(and make us realise that maybe everything is going to be okay after all)
The other day I left the house for a little while. I needed to buy a few things the boys needed. Simple things. Socks. Shorts. T-shirts. Underwear for my oldest. Ointment for my youngest. The kind of small errands mothers do every day that nobody really notices, yet somehow they occupy half of our minds all the time.
The boys stayed at home with their dad. Playing.
We live on the ground floor, and when I came back, I rang the building intercom. Their dad opened the door downstairs and, the moment I stepped inside, I heard a noise coming from the flat. Small footsteps. Fast footsteps. Laughter. Excitement.
And then, a second later, they both appeared at the door. Running towards me.
“Mummy! Mummy!”
My youngest was stumbling as he ran. Clumsy. Unsteady. Desperate to get there first. My oldest was jumping up and down, dancing and shouting as if I had been away for days rather than just a couple of hours.
They both crashed into me at exactly the same time.

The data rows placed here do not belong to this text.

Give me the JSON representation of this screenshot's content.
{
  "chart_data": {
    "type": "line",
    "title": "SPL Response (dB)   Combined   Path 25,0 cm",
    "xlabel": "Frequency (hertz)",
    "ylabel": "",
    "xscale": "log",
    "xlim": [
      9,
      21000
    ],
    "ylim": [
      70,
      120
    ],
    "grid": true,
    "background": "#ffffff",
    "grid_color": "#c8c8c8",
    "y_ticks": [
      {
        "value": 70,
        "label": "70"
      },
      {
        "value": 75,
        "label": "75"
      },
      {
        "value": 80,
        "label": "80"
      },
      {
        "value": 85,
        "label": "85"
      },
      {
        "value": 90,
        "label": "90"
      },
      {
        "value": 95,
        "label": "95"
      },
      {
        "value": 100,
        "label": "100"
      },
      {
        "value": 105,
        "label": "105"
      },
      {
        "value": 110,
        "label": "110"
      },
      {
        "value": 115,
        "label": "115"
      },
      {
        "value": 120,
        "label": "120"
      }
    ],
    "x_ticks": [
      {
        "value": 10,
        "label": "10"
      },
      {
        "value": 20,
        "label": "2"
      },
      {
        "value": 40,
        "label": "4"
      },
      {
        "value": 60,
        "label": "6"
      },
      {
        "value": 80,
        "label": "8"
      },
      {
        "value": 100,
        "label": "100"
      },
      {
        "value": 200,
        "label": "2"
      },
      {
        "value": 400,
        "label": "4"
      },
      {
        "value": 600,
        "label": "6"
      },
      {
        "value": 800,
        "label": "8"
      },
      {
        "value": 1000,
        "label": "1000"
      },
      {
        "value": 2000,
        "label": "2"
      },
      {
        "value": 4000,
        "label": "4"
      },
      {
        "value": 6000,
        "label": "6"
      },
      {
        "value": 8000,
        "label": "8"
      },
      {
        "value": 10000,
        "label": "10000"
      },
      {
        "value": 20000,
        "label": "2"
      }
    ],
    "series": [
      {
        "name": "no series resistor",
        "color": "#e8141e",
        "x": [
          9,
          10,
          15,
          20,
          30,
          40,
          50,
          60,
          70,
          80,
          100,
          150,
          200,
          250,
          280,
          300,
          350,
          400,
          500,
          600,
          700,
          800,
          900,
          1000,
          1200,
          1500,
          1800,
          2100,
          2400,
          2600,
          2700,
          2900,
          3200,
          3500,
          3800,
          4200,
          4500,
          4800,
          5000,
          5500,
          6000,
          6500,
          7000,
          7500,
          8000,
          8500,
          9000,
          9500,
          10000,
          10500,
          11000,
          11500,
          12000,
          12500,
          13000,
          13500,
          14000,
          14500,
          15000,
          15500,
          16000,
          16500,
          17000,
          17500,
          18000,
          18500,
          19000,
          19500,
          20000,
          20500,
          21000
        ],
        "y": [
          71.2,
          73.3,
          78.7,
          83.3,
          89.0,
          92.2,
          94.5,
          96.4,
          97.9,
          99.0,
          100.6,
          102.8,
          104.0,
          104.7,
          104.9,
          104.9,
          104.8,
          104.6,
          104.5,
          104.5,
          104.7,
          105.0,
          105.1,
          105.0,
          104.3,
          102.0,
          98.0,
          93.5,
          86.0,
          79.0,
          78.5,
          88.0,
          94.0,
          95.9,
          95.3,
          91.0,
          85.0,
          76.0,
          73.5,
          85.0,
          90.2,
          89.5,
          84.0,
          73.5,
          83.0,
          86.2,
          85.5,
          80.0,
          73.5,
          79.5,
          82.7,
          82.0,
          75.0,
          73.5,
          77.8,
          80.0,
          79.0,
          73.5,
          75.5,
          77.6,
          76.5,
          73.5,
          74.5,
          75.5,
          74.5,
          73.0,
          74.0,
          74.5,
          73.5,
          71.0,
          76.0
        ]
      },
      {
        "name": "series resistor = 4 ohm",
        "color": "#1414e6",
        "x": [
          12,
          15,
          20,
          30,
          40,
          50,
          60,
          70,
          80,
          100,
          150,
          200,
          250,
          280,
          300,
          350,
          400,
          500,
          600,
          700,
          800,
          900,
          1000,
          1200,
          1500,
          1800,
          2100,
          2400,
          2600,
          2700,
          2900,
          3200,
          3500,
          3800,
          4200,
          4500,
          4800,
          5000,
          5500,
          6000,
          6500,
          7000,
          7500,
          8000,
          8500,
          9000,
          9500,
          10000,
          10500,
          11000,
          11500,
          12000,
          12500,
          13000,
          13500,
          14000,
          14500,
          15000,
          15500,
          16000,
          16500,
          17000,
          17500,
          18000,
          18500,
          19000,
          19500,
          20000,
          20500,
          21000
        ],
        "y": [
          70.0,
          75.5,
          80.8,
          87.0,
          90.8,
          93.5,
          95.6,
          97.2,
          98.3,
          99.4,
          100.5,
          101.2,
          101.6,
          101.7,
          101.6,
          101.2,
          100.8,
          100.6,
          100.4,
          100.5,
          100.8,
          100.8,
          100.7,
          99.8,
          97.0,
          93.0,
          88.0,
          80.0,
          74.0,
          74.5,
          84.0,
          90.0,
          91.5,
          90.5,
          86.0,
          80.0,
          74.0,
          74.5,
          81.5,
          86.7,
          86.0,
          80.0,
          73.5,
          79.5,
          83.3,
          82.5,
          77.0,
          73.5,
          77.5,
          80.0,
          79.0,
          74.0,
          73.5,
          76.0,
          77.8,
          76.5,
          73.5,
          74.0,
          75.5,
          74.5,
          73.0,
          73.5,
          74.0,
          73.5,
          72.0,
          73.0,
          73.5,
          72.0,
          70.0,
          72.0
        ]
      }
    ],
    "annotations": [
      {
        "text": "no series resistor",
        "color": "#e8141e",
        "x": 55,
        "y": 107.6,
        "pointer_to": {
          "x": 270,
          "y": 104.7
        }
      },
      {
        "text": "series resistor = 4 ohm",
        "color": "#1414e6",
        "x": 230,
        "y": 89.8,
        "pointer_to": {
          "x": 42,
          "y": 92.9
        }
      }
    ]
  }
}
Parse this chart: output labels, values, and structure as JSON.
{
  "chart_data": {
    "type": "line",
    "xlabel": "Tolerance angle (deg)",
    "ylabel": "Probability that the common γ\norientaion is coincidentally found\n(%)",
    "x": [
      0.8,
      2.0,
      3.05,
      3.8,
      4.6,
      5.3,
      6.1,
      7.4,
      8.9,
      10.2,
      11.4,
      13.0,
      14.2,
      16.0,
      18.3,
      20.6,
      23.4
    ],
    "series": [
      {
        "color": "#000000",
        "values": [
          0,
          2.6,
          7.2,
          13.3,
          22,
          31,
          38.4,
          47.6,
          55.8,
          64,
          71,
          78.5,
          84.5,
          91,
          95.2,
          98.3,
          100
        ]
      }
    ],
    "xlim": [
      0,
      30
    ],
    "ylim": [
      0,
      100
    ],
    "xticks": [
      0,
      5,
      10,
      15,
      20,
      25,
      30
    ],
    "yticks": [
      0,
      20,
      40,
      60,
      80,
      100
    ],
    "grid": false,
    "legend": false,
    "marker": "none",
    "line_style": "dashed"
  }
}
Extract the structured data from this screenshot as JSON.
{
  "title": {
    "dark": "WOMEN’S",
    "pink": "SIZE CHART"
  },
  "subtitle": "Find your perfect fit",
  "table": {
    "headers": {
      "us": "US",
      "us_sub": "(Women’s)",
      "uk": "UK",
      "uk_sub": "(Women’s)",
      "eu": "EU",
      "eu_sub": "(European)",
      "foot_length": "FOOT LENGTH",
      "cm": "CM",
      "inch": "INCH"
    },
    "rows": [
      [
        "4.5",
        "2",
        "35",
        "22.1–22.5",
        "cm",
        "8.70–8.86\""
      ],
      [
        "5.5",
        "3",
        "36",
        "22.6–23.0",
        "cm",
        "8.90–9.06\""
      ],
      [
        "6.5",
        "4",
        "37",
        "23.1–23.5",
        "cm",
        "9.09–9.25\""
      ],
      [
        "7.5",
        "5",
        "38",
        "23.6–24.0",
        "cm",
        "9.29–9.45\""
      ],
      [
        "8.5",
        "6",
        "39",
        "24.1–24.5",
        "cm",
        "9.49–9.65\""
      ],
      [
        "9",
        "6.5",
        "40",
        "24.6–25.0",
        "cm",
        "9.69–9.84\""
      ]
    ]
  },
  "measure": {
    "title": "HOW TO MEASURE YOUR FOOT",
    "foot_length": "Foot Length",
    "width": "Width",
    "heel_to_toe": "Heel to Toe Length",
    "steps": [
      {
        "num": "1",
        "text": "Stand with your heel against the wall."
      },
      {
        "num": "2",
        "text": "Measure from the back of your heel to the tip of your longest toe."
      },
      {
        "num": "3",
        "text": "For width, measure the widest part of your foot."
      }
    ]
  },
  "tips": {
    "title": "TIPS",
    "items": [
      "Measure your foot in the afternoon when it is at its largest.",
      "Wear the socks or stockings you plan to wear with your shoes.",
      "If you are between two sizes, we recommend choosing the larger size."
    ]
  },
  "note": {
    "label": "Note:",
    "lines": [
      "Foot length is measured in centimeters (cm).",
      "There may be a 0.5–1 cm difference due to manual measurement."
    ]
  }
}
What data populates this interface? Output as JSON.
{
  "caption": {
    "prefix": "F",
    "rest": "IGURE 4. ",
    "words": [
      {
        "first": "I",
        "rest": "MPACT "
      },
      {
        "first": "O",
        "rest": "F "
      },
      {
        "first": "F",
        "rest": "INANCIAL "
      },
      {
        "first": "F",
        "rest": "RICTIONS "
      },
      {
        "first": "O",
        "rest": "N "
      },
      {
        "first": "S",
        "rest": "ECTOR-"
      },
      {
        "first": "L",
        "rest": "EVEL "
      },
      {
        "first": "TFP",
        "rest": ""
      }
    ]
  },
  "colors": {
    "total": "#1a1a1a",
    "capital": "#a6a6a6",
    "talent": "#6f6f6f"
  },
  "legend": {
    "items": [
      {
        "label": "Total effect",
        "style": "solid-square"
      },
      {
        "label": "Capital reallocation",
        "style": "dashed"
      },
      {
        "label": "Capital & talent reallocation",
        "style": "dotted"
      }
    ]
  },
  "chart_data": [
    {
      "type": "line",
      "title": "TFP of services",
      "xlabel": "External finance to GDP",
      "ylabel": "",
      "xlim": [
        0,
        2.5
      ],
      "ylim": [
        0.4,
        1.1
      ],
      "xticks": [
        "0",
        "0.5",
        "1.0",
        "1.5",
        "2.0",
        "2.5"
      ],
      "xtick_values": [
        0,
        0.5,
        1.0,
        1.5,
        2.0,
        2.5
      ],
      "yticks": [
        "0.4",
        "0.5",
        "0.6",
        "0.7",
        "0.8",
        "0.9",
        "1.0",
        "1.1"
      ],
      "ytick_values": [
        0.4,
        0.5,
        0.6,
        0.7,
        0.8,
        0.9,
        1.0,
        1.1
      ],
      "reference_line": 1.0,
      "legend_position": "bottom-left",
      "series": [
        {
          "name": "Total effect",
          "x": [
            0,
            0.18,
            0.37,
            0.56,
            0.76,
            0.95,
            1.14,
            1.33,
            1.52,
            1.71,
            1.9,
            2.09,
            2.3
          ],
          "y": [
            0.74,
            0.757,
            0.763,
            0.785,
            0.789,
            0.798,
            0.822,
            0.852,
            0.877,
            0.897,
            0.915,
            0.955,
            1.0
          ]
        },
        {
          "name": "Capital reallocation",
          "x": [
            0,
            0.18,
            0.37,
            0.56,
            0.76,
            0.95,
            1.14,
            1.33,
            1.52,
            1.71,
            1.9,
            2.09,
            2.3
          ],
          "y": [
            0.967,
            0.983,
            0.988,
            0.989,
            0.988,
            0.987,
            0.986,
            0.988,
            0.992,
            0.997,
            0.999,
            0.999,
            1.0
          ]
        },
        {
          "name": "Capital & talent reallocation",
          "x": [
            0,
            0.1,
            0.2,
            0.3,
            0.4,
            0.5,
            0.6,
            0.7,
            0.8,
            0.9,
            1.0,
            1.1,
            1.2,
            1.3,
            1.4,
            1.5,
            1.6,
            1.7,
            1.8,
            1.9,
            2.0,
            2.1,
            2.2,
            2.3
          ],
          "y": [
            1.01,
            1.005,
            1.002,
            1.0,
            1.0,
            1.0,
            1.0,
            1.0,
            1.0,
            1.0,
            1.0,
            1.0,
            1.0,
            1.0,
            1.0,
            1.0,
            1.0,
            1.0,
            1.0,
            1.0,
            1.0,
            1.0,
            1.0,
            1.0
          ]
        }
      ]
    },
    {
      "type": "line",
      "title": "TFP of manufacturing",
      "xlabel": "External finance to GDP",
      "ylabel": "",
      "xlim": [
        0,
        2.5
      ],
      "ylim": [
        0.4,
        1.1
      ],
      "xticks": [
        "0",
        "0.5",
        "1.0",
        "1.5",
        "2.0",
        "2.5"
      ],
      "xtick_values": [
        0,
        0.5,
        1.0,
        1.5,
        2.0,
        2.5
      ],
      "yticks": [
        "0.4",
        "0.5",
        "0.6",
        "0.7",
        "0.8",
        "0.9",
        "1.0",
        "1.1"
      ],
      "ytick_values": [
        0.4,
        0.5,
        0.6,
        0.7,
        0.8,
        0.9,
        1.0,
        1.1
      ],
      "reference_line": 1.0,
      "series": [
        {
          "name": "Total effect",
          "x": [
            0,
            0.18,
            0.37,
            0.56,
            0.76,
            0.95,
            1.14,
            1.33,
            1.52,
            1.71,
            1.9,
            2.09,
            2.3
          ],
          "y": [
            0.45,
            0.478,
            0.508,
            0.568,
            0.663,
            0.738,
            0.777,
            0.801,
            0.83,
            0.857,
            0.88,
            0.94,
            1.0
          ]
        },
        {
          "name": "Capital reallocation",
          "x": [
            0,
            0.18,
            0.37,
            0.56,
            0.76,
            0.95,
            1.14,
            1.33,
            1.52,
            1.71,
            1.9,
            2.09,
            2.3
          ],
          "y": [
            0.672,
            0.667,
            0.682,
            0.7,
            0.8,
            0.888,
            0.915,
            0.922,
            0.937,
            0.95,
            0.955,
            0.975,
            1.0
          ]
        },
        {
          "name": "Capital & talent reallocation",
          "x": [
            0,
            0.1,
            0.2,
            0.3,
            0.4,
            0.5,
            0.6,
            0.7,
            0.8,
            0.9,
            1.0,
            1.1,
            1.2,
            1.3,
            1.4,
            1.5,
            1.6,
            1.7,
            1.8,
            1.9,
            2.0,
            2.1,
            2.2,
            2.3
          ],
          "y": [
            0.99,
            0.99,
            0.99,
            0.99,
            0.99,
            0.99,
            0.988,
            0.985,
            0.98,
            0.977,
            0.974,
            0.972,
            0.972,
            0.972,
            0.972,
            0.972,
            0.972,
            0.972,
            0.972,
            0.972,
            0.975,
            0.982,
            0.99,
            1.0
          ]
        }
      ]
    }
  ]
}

Knocked me onto the floor in the middle of the hallway while each tried, in their own way, to reach my arms first. They hugged me. Pushed each other aside. Laughed. Talked over one another. They wanted to show me toys, tell me stories, have me all to themselves for a few seconds.
And so I sat down on the floor. One child on each leg. I wrapped my arms around both of them at the same time and covered them in kisses until they laughed even harder.
And in that moment, I smiled too. One of those smiles that isn’t forced. Isn’t survival. Isn’t an attempt to look okay. Just pure happiness finding its way into your chest without asking permission. Because in the middle of this difficult season, I constantly wonder whether I’m getting it wrong. Whether I’m doing enough to protect them from all of this. Whether I’m giving them what they need. Whether they’ll be okay. Whether this new version of our family will leave them with wounds or with happy memories.
But then there are moments like this. Small moments. Moments that are almost invisible to everyone else. And in those moments, I realise that the most important thing is still intact. Love. Security. The feeling of home. Because my children still run towards me as if I am the best place in the world. And maybe that means that, despite everything, we’re doing something right. Maybe it means they are still happy. Still whole. Still feeling loved. And perhaps this is something nobody tells us: sometimes it isn’t the big decisions that show us we’re on the right path. It’s these tiny seconds. A hug in the hallway. Two children shouting as they run towards their mother. A lap shared between them. And a heart that, for a few moments, finally stops being afraid.